SoPlex from JuMP ? (available through SCIP ?)

I have a problem for which there is a recursive branch and bound algorithm using exact arithmetic in a simplex solver (QSopt_ex). It is very slow even for small problems, and I was hoping to explore a heuristic to improve things but there are no obvious suitable solvers with interfaces to JuMP and Julia which might make things faster.

  • there are no native simplex solvers with JuMP interface
  • CDDlib uses global variables in the C code, so multiple instantiation is a problem
  • GLPK/exact does not appear to have an interface to JuMP
  • QSopt_ex does not have an interface to Julia/JuMP

The iterative refinement in SoPlex is reported to improve of QSOpt_ex, which may help. And SoPLex is being developed, whereas QSOpt_ex appears to have stopped. So I think moving to SoPlex is the right choice…

I note there is an interface to SCIP, but it seems to hide rather than expose SoPlex.

Can I use the exact solving capability of SoPlex through SCIP from JuMP ?
(Or would it be better to create a separate MathOptInterface to SoPlex ?)

Its not obvious how to replace CDDlib (using Rational{BigInt}) with SCIP for exact solution ?

The SoPlex documentation (SoPlex: How to use SoPlex as an exact LP solver) requires setting the following paramters:
# real:feastol = 0
# real:opttol = 0
# int:solvemode = 2
# int:syncmode = 1

The only one of these Im reasonably sure Ive mapped to SCP options is
set_attribute(model, “numerics/feastol”, 0)

But trying this with SCIP.Optimiser I get the error:
[paramset.c:166] ERROR: Invalid value <0> for real parameter <numerics/feastol>. Must be in range [1e-17,0.001].
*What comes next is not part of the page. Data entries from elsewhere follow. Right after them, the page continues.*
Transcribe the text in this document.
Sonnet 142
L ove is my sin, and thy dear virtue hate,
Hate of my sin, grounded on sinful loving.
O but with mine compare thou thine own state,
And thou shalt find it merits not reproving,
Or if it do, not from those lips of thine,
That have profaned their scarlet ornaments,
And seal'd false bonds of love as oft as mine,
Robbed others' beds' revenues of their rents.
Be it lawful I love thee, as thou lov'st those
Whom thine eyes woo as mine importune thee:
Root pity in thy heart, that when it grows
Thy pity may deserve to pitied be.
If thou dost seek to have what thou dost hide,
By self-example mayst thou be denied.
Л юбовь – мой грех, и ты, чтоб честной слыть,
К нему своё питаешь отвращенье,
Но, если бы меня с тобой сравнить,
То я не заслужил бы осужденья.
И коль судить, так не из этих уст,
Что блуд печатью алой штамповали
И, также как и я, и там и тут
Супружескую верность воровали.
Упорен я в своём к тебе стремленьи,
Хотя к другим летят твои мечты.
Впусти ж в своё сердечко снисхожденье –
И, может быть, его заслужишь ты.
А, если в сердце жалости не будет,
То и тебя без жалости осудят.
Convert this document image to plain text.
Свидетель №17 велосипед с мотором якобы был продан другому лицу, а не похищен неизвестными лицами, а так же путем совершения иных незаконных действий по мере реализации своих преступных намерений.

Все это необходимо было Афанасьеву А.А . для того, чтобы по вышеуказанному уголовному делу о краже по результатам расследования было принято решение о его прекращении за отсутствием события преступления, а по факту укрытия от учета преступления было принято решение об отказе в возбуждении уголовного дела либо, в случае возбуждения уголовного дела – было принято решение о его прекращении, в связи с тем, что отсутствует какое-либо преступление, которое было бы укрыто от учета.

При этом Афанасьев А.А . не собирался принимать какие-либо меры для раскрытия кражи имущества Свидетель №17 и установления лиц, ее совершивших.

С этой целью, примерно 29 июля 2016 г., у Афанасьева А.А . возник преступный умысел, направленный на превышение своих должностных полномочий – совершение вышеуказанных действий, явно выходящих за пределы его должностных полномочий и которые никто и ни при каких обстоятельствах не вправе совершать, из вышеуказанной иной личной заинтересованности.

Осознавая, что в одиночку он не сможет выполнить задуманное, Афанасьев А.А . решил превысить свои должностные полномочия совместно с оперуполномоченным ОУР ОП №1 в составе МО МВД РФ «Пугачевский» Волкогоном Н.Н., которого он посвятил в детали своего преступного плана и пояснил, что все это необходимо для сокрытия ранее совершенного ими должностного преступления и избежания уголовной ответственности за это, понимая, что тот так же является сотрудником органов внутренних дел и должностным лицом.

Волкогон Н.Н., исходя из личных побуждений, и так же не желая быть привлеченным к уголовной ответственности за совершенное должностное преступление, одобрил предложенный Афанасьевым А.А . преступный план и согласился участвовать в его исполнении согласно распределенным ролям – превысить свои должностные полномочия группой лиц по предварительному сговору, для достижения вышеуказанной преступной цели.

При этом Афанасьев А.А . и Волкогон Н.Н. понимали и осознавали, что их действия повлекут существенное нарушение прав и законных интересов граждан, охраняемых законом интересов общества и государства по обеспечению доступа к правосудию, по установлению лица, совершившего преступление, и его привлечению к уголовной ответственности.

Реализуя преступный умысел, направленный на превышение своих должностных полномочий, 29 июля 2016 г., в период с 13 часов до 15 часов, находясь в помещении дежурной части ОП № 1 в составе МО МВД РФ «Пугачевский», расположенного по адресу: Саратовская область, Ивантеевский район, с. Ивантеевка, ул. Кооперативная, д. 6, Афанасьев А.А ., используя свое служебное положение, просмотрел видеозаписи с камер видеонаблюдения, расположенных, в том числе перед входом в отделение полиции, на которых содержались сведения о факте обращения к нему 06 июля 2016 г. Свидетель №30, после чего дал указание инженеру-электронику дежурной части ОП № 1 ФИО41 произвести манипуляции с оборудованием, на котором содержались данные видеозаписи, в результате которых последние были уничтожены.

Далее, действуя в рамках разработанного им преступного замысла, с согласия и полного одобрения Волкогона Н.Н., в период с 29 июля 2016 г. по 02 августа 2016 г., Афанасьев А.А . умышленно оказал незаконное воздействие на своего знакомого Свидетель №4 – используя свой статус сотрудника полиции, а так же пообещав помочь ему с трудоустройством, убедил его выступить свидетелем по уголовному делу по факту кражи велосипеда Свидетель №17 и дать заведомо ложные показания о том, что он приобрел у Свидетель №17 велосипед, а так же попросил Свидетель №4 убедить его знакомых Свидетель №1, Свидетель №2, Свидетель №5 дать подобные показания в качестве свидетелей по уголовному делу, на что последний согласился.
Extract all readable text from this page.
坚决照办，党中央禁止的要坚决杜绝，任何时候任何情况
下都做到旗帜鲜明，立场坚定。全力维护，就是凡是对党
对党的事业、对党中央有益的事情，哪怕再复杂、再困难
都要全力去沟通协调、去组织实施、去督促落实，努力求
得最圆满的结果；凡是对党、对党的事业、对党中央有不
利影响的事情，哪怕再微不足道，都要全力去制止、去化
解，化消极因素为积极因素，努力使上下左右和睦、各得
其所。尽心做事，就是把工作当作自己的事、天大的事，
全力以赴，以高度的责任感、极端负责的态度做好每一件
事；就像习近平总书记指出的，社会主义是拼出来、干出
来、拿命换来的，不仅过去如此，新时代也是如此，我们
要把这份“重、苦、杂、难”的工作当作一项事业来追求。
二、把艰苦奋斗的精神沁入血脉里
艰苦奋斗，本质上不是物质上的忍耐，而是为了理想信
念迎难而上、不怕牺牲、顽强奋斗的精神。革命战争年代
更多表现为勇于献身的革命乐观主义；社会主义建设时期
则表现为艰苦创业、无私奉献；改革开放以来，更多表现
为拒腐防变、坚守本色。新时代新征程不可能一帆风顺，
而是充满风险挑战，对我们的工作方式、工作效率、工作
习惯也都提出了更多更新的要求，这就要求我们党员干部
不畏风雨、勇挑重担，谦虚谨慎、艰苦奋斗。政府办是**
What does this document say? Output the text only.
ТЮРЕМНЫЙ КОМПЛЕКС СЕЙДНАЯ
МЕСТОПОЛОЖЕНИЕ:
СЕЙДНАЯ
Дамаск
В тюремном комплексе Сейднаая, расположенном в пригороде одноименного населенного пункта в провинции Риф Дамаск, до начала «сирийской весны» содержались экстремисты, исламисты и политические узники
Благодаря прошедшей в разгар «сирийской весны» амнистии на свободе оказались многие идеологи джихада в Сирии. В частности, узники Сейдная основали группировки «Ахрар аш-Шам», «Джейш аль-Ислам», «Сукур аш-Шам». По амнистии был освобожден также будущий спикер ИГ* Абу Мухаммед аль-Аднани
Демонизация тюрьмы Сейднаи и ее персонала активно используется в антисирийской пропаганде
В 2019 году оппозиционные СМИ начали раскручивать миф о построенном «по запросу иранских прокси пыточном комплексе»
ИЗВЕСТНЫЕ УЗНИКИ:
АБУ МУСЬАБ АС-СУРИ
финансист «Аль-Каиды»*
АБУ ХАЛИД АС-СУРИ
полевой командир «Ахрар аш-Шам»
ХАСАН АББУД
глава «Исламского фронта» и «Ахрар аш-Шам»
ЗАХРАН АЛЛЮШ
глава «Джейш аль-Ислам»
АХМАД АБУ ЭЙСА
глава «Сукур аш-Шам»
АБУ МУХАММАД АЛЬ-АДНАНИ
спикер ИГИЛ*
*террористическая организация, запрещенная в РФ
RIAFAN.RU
so I suspect I missing something.

Any pointers ?

You’re not missing anything, and unfortunately I have no pointers.

AFAIK, the only rational simplex solver hooked up to JuMP is cddlib.

I’m guessing you can’t just set numerics/feastol to 0 unless you compile SCIP differently. JuMP would also be passing the data as Float64, so it wouldn’t help very much.

Our SCIP expert is @mbesancon, who may have some other suggestions.

Hi @JonT, from the error, the tolerance must be positive, with a precision being at least 1e-17, so 0 is invalid.

We started developing SoPLEX.jl at ZIB but due to the lack of need from anyone working on exact solving, this hasn’t been pushed further yet. Note that this is meant to support exact soplex from the start.

SCIP.jl doesn’t support exact SCIP, which is for now a separate project entirely available here: GitHub - scipopt/scip at exact-rational


Hi @JonT, as @mbesancon pointed out, the exact version of SCIP is not yet officially released, so going through SCIP.jl will not really help you. The error that you posted comes from the SCIP side, and there are many more problems using the current release of SCIP that will make your solution inexact (tolerances are used everywhere), even if you could solve the LP exactly using SoPlex.

SoPlex.jl seems to be your best bet, and from what I can see it should work (there is also a test that includes rational solving). If decide to try it and experience any problems or bugs, don’t hesitate to open an issue on the SoPlex.jl GitHub repo.

Since SoPlex version 7.0, SoPlex also uses a combination of LP iterative refinement and precision boosting (the algorithm that QSopet_ex is based on), which improves robustness while keeping the performance benefits of LP iterative refinement.